Mary Louise "Meryl" Streep, geboren am 22. Juni 1949, ist eine US-amerikanische Schauspielerin, bekannt für ihre Vielseitigkeit und Akzentfähigkeiten. Sie wurde 21 Mal für den Academy Award nominiert und gewann drei davon. Zudem erhielt sie 32 Golden Globe-Nominierungen und gewann acht Auszeichnungen.
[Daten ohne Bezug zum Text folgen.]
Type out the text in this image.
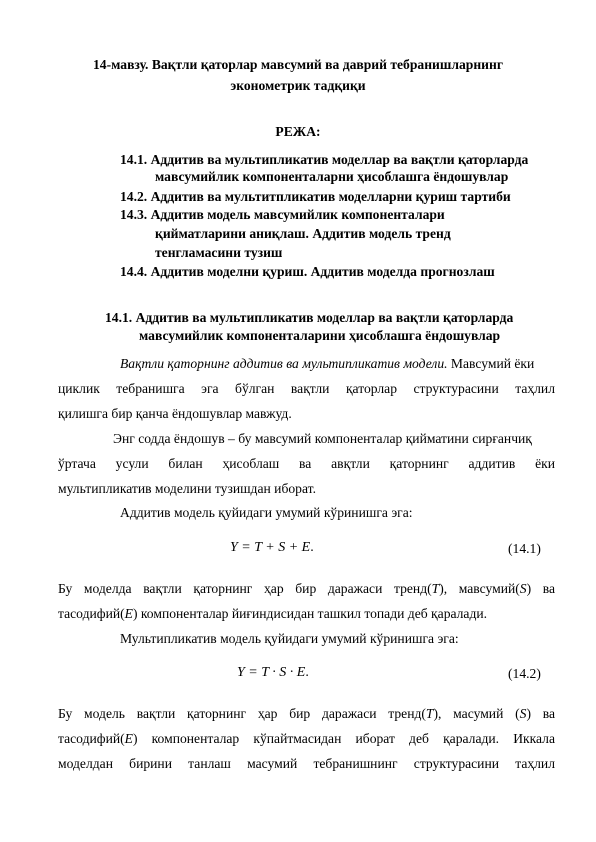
14-мавзу. Вақтли қаторлар мавсумий ва даврий тебранишларнинг
эконометрик тадқиқи
РЕЖА:
14.1. Аддитив ва мультипликатив моделлар ва вақтли қаторларда
мавсумийлик компоненталарни ҳисоблашга ёндошувлар
14.2. Аддитив ва мультитпликатив моделларни қуриш тартиби
14.3. Аддитив модель мавсумийлик компоненталари
қийматларини аниқлаш. Аддитив модель тренд
тенгламасини тузиш
14.4. Аддитив моделни қуриш. Аддитив моделда прогнозлаш
14.1. Аддитив ва мультипликатив моделлар ва вақтли қаторларда
мавсумийлик компоненталарини ҳисоблашга ёндошувлар
Вақтли қаторнинг аддитив ва мультипликатив модели. Мавсумий ёки
циклик тебранишга эга бўлган вақтли қаторлар структурасини таҳлил
қилишга бир қанча ёндошувлар мавжуд.
Энг содда ёндошув – бу мавсумий компоненталар қийматини сирғанчиқ
ўртача усули билан ҳисоблаш ва авқтли қаторнинг аддитив ёки
мультипликатив моделини тузишдан иборат.
Аддитив модель қуйидаги умумий кўринишга эга:
Y = T + S + E.	(14.1)
Бу моделда вақтли қаторнинг ҳар бир даражаси тренд(T), мавсумий(S) ва
тасодифий(E) компоненталар йиғиндисидан ташкил топади деб қаралади.
Мультипликатив модель қуйидаги умумий кўринишга эга:
Y = T · S · E.	(14.2)
Бу модель вақтли қаторнинг ҳар бир даражаси тренд(T), масумий (S) ва
тасодифий(E) компоненталар кўпайтмасидан иборат деб қаралади. Иккала
моделдан бирини танлаш масумий тебранишнинг структурасини таҳлил
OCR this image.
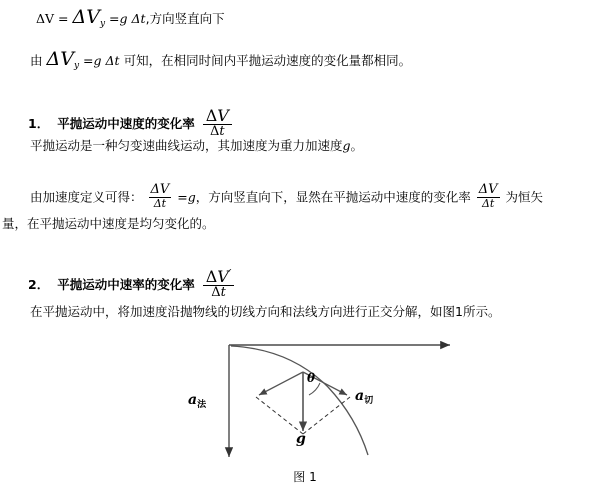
$\Delta V = \Delta V_y =g$ Δt,方向竖直向下
由 $\Delta V_y =g$ Δt 可知，在相同时间内平抛运动速度的变化量都相同。
1． 平抛运动中速度的变化率 $\frac{\Delta V}{\Delta t}$
平抛运动是一种匀变速曲线运动，其加速度为重力加速度g。
由加速度定义可得： $\frac{\Delta V}{\Delta t} =g$，方向竖直向下，显然在平抛运动中速度的变化率 $\frac{\Delta V}{\Delta t}$ 为恒矢
量，在平抛运动中速度是均匀变化的。
2． 平抛运动中速率的变化率 $\frac{\Delta V'}{\Delta t}$
在平抛运动中，将加速度沿抛物线的切线方向和法线方向进行正交分解，如图1所示。
$a_法$
$a_切$
g
θ
图 1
Ihren Bühnendebüt gab sie in "Trelawny of the Wells" und wurde 1976 für "27 Wagons Full of Cotton" und "A Memory of Two Mondays" für einen Tony Award nominiert. 1977 gab sie ihr Filmdebüt in "Julia".
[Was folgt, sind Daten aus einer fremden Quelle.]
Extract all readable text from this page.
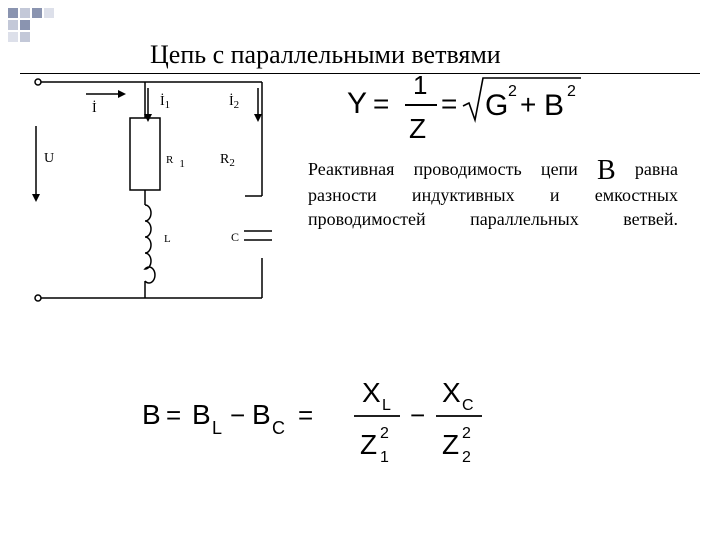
Цепь с параллельными ветвями
İ	$İ_1$	$İ_2$
U	R 1	$R_2$
L	C
Y =
1
Z
= G 2 + B 2
Реактивная проводимость цепи B равна разности индуктивных и емкостных проводимостей параллельных ветвей.
B = B L − B C =
X L
Z 2
1
−
X C
Z 2
2
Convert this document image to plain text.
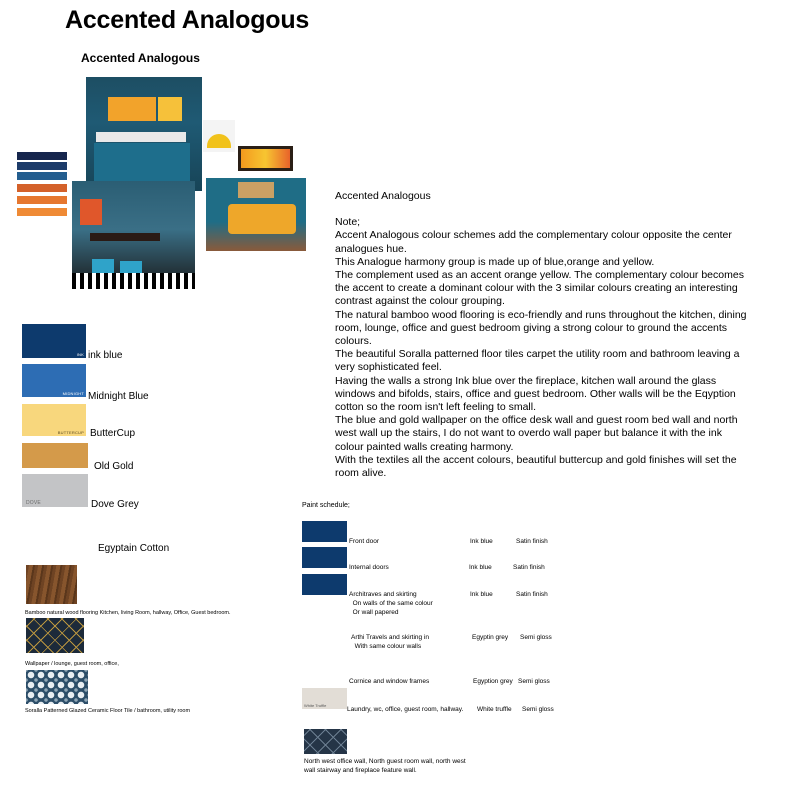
Accented Analogous
Accented Analogous
INK ink blue
MIDNIGHT Midnight Blue
BUTTERCUP ButterCup
Old Gold
DOVE	Dove Grey
Egyptain Cotton
Bamboo natural wood flooring Kitchen, living Room, hallway, Office, Guest bedroom.
Wallpaper / lounge, guest room, office,
Soralla Patterned Glazed Ceramic Floor Tile / bathroom, utility room

Accented Analogous

Note;

Accent Analogous colour schemes add the complementary colour opposite the center analogues hue.

This Analogue harmony group is made up of blue,orange and yellow.

The complement used as an accent orange yellow. The complementary colour becomes the accent to create a dominant colour with the 3 similar colours creating an interesting contrast against the colour grouping.

The natural bamboo wood flooring is eco-friendly and runs throughout the kitchen, dining room, lounge, office and guest bedroom giving a strong colour to ground the accents colours.

The beautiful Soralla patterned floor tiles carpet the utility room and bathroom leaving a very sophisticated feel.

Having the walls a strong Ink blue over the fireplace, kitchen wall around the glass windows and bifolds, stairs, office and guest bedroom. Other walls will be the Eqyption cotton so the room isn't left feeling to small.

The blue and gold wallpaper on the office desk wall and guest room bed wall and north west wall up the stairs, I do not want to overdo wall paper but balance it with the ink colour painted walls creating harmony.

With the textiles all the accent colours, beautiful buttercup and gold finishes will set the room alive.

Paint schedule;
White Truffle
Front door	Ink blue	Satin finish
Internal doors	Ink blue	Satin finish
Architraves and skirting
On walls of the same colour
Or wall papered
Ink blue	Satin finish
Arthi Travels and skirting in
With same colour walls
Egyptin grey Semi gloss
Cornice and window frames	Egyption grey Semi gloss
Laundry, wc, office, guest room, hallway. White truffle Semi gloss
North west office wall, North guest room wall, north west
wall stairway and fireplace feature wall.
Streep gewann 1978 einen Primetime Emmy Award für ihre Hauptrolle in der Miniserie "Holocaust" und erhielt ihre erste Oscar-Nominierung für "The Deer Hunter". Sie gewann den Oscar als beste Nebendarstellerin für "Kramer gegen Kramer" (1979) und etablierte sich in den 1980er Jahren als Filmschauspielerin. Für "Sophies Entscheidung" (1982) erhielt sie den Oscar als beste Hauptdarstellerin. Zu ihren bekanntesten Filmen zählen "Jenseits von Afrika" (1985), "Die Brücken am Fluss" (1995) und "Der Tod steht ihr gut" (1992). In den 2000er und 2010er Jahren spielte sie in Filmen wie "The Hours" (2002), "Der Teufel trägt Prada" (2006), "Mamma Mia!" (2008) und "The Iron Lady" (2011), für den sie erneut einen Oscar als beste Hauptdarstellerin erhielt. Ihre TV-Rollen umfassen "Angels in America" (2003) und "Big Little Lies" (2019).
Streep erhielt zahlreiche Ehrungen, darunter den AFI Life Achievement Award (2004), den Gala Tribute des Film Society of Lincoln Center (2008) und die Kennedy Center Honors (2011). Präsident Barack Obama verlieh ihr 2010 die National Medal of Arts und 2014 die Presidential Medal of Freedom. 2003 wurde sie von Frankreich zur Kommandeurin des Ordens der Künste und der Literatur ernannt. 2017 erhielt sie den Golden Globe Cecil B. DeMille Award.